In spite of his caseload, in spite of everything else, he was feeling just a little lighter in his heart.
Jenna watched his SUV disappearing down the drive and ran her hands through her hair.
“Damn, what just happened here, Naps?” She stooped to pick up the one thing she trusted most in her world, and carried him inside. “Guess you better stay home and guard the fort for me tomorrow, because it looks like I have a real date with Agent Lex, and he doesn’t want to share me.”
She stopped suddenly, glanced up, thinking she’d caught a movement in one of the upstairs windows.
The drapes stirred. Then nothing.
Jenna frowned. Must be the air-conditioning, she thought. But as she started towards the stairs leading up to the front porch, Jenna caught a sudden glimpse of Rebecca Lynn ducking away from the window.

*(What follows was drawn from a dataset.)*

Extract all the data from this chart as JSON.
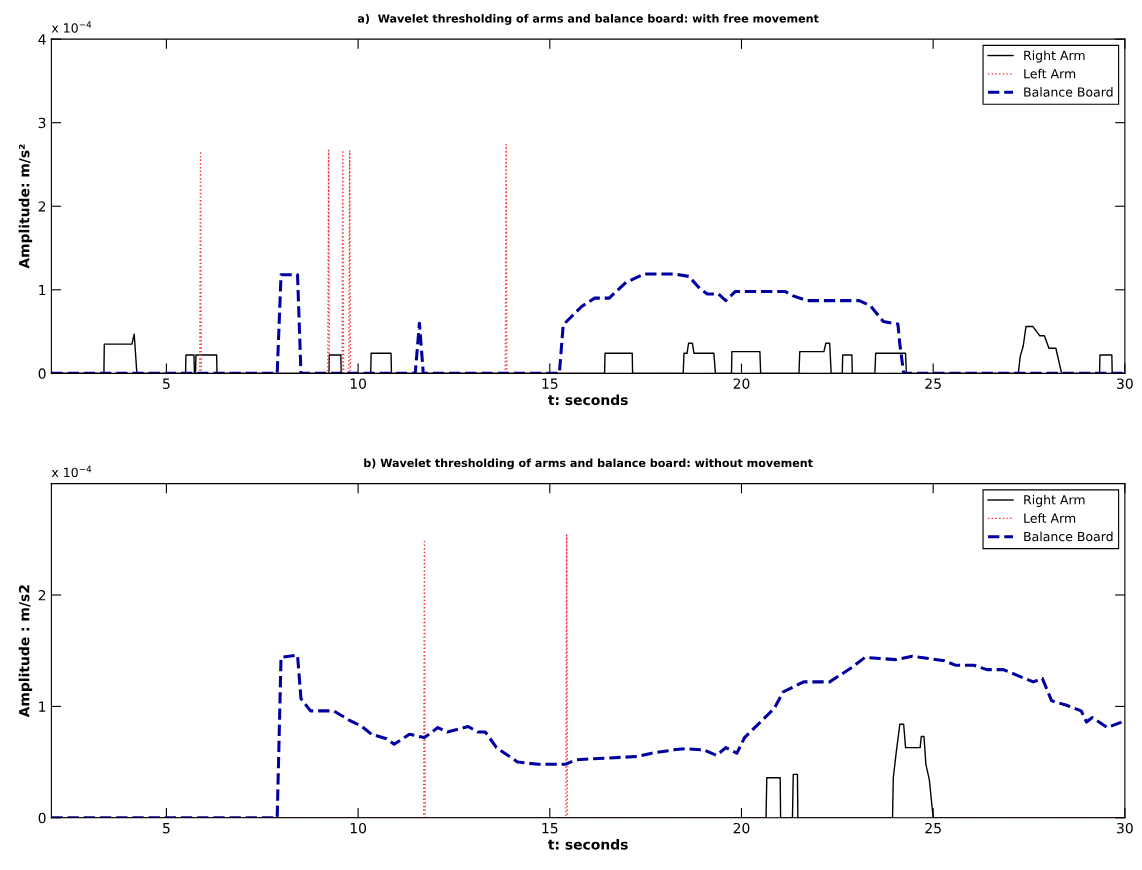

Jenna stilled and stared up at the window, a fusion of anger and disquiet rustling through her. Daddy’s obnoxious little trophy wife was spying on her again.
Why?
The idea unsettled Jenna more than she cared to admit.
She climbed the stairs and let herself back inside. Despite her rush at being invited out by Lex, a cool sense of foreboding whispered through her.
Chapter 5
When they entered a rough neighborhood of housing projects, Jenna finally capitulated and asked, “Where are we going?”
“Right here,” Lex said, turning into the parking lot of a school. He drove around the back of the building, came to a stop on a slab of cracked pavement under a lifeless tree, and killed the engine.
Jenna stared at Lex, then out the window.
A few banged-up old beaters were parked in the lot up against a chain-link fence in serious need of repair. Beyond the broken fence, on a field of drought-dry grass, a group of male teens, most of them built rough and tough, save for one real skinny guy, were running and tossing a football to each other under a scorching desert sun.
“The field is rutted, irrigation shot to hell,” Lex said, opening his SUV door. “And a couple of the kids have to bus a fair way to get out here, but they do come. Twice a week.” He came around to her door and opened it for her.
“Coming?”
A wave of sauna-like heat body-slammed into Jenna, clean sucking breath from her lungs, making her skin instantly damp. The white-hot glare of the midday sun was ferocious. She put on her massive designer shades. “You mean they come all the way out to this dead piece of field in this area of the city because of you?”
“Because of what we have built—a team. A sense of purpose. A friendship outside of their sometimes harsh lives. Those guys out there relate to each other, Jenna. They’ve all been through a similar thing—loss of family. Or they never really had one to begin with.”
“So this is your volunteer job?”
“Not a job—” he began to walk towards a gate in the fence, his sports bag in hand “—I do it for love.” He called back over his shoulder, “Coming?”
Jenna hesitated, loathe to leave the air-conditioned SUV. “So this is your ‘thing’?” she called after him.
He stopped, turned to face her—rugged, tall, hair glinting in the hot sun. His rock-hard thighs were tanned, dusky, his calves powerful. In his shorts and workout gear, Jenna could see he was built just as rough and tough as any one of those young adult males out on the scorched field. He literally telegraphed physical prowess. Confidence. Leadership. And already his skin was sheened by a glow of perspiration. He looked even better than he had up on the stage that night. Bigger. Sexier. Real.
And way more at home.
“Yeah, Jenna. This is my thing. So? You gonna come meet the guys, watch us do some drills? Or d’you want to sit in the SUV?”
She stared at the dry field beyond the ugly fence, taking in the sandy patches among dead grass, the football posts. “It must be like 106 degrees out there, Lex,” she said, pushing her thick fall of hair back from her face. “Why?”
“Why is it hot?”
“No, I mean, why do you coach at this time of year, this time of day? It’s almost July. Midday. It’s insane. People die exercising in weather like this.”
A smirk played over his mouth as he raked his eyes slowly and purposefully over her short, tight skirt, her very high heels, the way her halter top was already wet with sweat under her breasts. “Can’t stand the heat, sweetheart?”
Irritation flared. “Oh, please. I’m serious. People really do die in stuff like this.”
“This is the only time we can get access to a field free of charge. No one uses these grounds at this time of day or on weekends. We take what we can get.”
She thought of her quarter million donation. Of how it could help. Of why Lex had actually subjected himself to strutting on stage. While it had been a mercenary ploy on her part to help her father get his hands back on his precious ring, Lex had done it for those guys out there under the scorching sun on a burned-out field. His orphans.